U.S. natural gas production continued its steady decline through November, totaling 27.22 Tcf for the first 11 months of 2012, compared with 25.94 Tcf during the same period in 2011 and 24.42 Tcf in 2010, according to the U.S. Energy Information Administration’s (EIA) Monthly Energy Review for February. Marketed production (23.17 Tcf, compared with 21.90 Tcf in 2011) and dry gas production (21.98 Tcf, compared with 20.87 Tcf) were also up during the 11-month period, EIA said.
Total gross withdrawals of domestic natural gas jumped to 28.48 Tcf in 2011, a 6.2% increase from 26.82 Tcf in 2010, and when final 2012 numbers are released by EIA next month, are expected to have increased significantly for the year.
Net imports of natural gas were down, totaling 1.42 Tcf through November, compared with 1.80 Tcf in the first 11 months of 2011 and 2.39 Tcf in the first 11 months of 2010.
Natural gas from both the United States and Western Canada will feed about 30 million tonnes of liquefied natural gas (LNG) to international markets by 2025, according to one LNG analyst (see Daily GPI, Feb. 20). The largest importer of U.S. natural gas currently is Canada, which took in 870 Bcf in the first 11 months of 2011, followed by Mexico (568 Bcf) and Japan (14 Bcf), EIA said.

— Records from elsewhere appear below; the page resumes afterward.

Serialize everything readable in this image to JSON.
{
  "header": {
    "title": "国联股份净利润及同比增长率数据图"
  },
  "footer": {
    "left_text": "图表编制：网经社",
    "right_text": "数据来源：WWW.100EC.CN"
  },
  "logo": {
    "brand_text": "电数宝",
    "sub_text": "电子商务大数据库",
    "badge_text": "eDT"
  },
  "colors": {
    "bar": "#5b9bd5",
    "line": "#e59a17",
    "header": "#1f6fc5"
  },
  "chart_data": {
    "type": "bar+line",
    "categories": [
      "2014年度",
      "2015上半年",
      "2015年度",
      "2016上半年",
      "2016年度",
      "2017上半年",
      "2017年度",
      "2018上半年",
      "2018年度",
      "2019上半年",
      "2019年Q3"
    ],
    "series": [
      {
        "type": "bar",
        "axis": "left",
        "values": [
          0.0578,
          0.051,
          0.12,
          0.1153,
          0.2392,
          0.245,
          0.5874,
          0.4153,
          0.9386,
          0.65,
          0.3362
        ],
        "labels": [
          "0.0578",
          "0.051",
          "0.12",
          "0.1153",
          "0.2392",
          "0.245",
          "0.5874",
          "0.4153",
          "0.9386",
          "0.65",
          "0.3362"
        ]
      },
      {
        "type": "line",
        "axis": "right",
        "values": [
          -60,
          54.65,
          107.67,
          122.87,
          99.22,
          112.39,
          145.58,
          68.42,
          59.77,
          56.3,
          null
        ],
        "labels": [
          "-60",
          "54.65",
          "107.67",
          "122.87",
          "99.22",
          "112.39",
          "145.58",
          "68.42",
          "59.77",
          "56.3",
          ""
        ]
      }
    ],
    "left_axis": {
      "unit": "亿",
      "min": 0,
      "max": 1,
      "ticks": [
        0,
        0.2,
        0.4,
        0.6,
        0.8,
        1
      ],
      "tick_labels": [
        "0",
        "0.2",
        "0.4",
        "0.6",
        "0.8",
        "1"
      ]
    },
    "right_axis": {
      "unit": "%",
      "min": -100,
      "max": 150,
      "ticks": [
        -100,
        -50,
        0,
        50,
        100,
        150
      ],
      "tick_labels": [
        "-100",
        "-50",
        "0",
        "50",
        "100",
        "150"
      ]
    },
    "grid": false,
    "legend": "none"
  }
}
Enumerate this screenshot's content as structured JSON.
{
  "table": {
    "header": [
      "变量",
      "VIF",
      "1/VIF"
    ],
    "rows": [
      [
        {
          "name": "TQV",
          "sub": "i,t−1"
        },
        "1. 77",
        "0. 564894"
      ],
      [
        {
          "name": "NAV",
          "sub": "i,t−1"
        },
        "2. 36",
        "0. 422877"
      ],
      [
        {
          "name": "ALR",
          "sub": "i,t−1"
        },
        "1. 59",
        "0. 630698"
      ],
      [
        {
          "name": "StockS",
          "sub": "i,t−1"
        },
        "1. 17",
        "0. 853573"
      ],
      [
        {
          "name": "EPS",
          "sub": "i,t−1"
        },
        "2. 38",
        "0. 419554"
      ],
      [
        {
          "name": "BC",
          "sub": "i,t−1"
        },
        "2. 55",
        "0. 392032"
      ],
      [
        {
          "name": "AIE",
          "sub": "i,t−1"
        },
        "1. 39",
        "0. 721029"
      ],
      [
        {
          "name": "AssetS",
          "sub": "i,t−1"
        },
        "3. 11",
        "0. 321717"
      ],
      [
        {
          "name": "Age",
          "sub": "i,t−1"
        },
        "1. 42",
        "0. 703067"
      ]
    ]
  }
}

Domestic consumption was on the rise, reaching 22.99 Tcf in November, compared with 21.86 Tcf in 2011 and 21.37 Tcf in 2010. Residential sector consumption was 3.51 Tcf during the period, down sharply from 4.03 Tcf in the first 11 months of 2011, and commercial consumption was down as well, reaching 2.52 Tcf through November, compared with 2.76 Tcf a year earlier.
But natural gas use in the electric power sector surged last year, reaching 8.55 Tcf through November, up 22.8% from 6.96 Tcf in the first 11 months of 2011, EIA said.